Ferdinand Geram Lihat Ulah Abu Janda saat Debat dengan Prof Ikrar dan Feri Amsari: Ini Perilaku Buruk dan Barbar

13 hours ago 9

FAJAR.CO.ID, JAKARTA -- Peristiwa diusirnya pegiat media sosial Abu Janda dari acara diskusi televisi 'Rakyat Bersuara' tidak berhenti menuai beragam reaksi.

Teranyar, kritik datang dari politikus PDIP, Ferdinand Hutahaean.

Ferdinand menganggap sikap Abu Janda dalam forum tersebut tidak pantas ditampilkan di ruang publik, terlebih dalam siaran yang disaksikan luas oleh masyarakat.

Tidak Layak Ditampilkan di Televisi

Ferdinand menegaskan bahwa tindakan Abu Janda dalam forum diskusi tersebut tidak mencerminkan etika yang seharusnya dijaga dalam debat publik.

“Saya pikir memang apa yang dilakukan Abu Janda sangat tidak patut, tidak layak," ujar Ferdinand kepada fajar.co.id, Jumat (13/3/2026).

Lanjut dia, perilaku tersebut menjadi sorotan karena acara tersebut disiarkan secara luas kepada masyarakat.

“Apalagi itu kan ditonton oleh jutaan masyarakat Indonesia," ucapnya.

Program Populer Pengganti ILC

Ferdinand juga menyinggung posisi program 'Rakyat Bersuara' yang saat ini cukup populer di kalangan pemirsa televisi.

Ia menekankan bahwa acara tersebut memiliki peran penting dalam menghadirkan ruang diskusi publik sejak program Indonesia Lawyers Club (ILC) tidak lagi tayang.

“Rakyat Bersuara ini program televisi yang cukup populer saat ini setelah ILC tidak lagi tayang," sebutnya.

“Rakyat Bersuara ini kan hadir mengisi kekosongan apa yang ditinggalkan ILC zaman dulu," tambahnya.
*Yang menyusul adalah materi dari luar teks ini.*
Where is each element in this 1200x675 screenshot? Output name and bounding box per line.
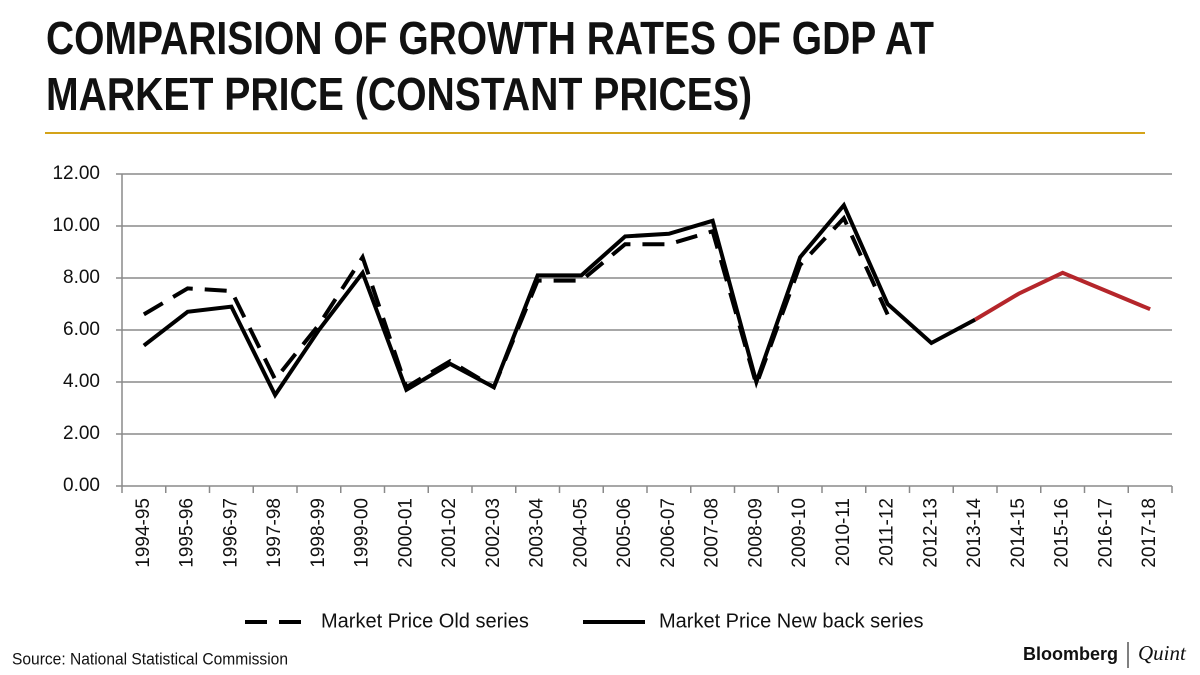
y-tick-label: 6.00 bbox=[63, 319, 100, 340]
x-tick-label: 1999-00 bbox=[352, 498, 373, 568]
brand: Bloomberg bbox=[1023, 644, 1118, 664]
x-tick-label: 1994-95 bbox=[133, 498, 154, 568]
chart-title: MARKET PRICE (CONSTANT PRICES) bbox=[46, 68, 752, 120]
y-tick-label: 2.00 bbox=[63, 423, 100, 444]
y-tick-label: 8.00 bbox=[63, 267, 100, 288]
x-tick-label: 1996-97 bbox=[220, 498, 241, 568]
line-series bbox=[974, 270, 1151, 322]
x-tick-label: 2015-16 bbox=[1052, 498, 1073, 568]
x-tick-label: 1995-96 bbox=[177, 498, 198, 568]
x-tick-label: 2014-15 bbox=[1008, 498, 1029, 568]
x-tick-label: 2011-12 bbox=[877, 498, 898, 566]
x-tick-label: 2008-09 bbox=[745, 498, 766, 568]
y-tick-label: 10.00 bbox=[52, 215, 100, 236]
x-tick-label: 2016-17 bbox=[1095, 498, 1116, 568]
x-tick-label: 2013-14 bbox=[964, 498, 985, 568]
legend-label: Market Price New back series bbox=[659, 610, 924, 632]
x-tick-label: 2001-02 bbox=[439, 498, 460, 568]
x-tick-label: 2006-07 bbox=[658, 498, 679, 568]
x-tick-label: 2000-01 bbox=[395, 498, 416, 568]
source: Source: National Statistical Commission bbox=[12, 649, 288, 668]
x-tick-label: 2012-13 bbox=[920, 498, 941, 568]
x-tick-label: 2010-11 bbox=[833, 498, 854, 566]
x-tick-label: 2017-18 bbox=[1139, 498, 1160, 568]
y-tick-label: 0.00 bbox=[63, 475, 100, 496]
brand: Quint bbox=[1138, 641, 1187, 665]
y-tick-label: 4.00 bbox=[63, 371, 100, 392]
x-tick-label: 1998-99 bbox=[308, 498, 329, 568]
x-tick-label: 2002-03 bbox=[483, 498, 504, 568]
line-series bbox=[142, 201, 977, 399]
x-tick-label: 2009-10 bbox=[789, 498, 810, 568]
legend-label: Market Price Old series bbox=[321, 610, 529, 632]
x-tick-label: 2003-04 bbox=[527, 498, 548, 568]
x-tick-label: 2005-06 bbox=[614, 498, 635, 568]
chart-title: COMPARISION OF GROWTH RATES OF GDP AT bbox=[46, 12, 934, 64]
x-tick-label: 1997-98 bbox=[264, 498, 285, 568]
x-tick-label: 2007-08 bbox=[702, 498, 723, 568]
x-tick-label: 2004-05 bbox=[570, 498, 591, 568]
y-tick-label: 12.00 bbox=[52, 163, 100, 184]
Minta Abu Janda Diblacklist dari Televisi

Melihat kejadian tersebut, Ferdinand bahkan menyarankan agar Abu Janda tidak lagi diundang dalam program televisi.

Menurutnya, tindakan tersebut perlu menjadi pembelajaran agar ruang diskusi publik tetap menjaga etika.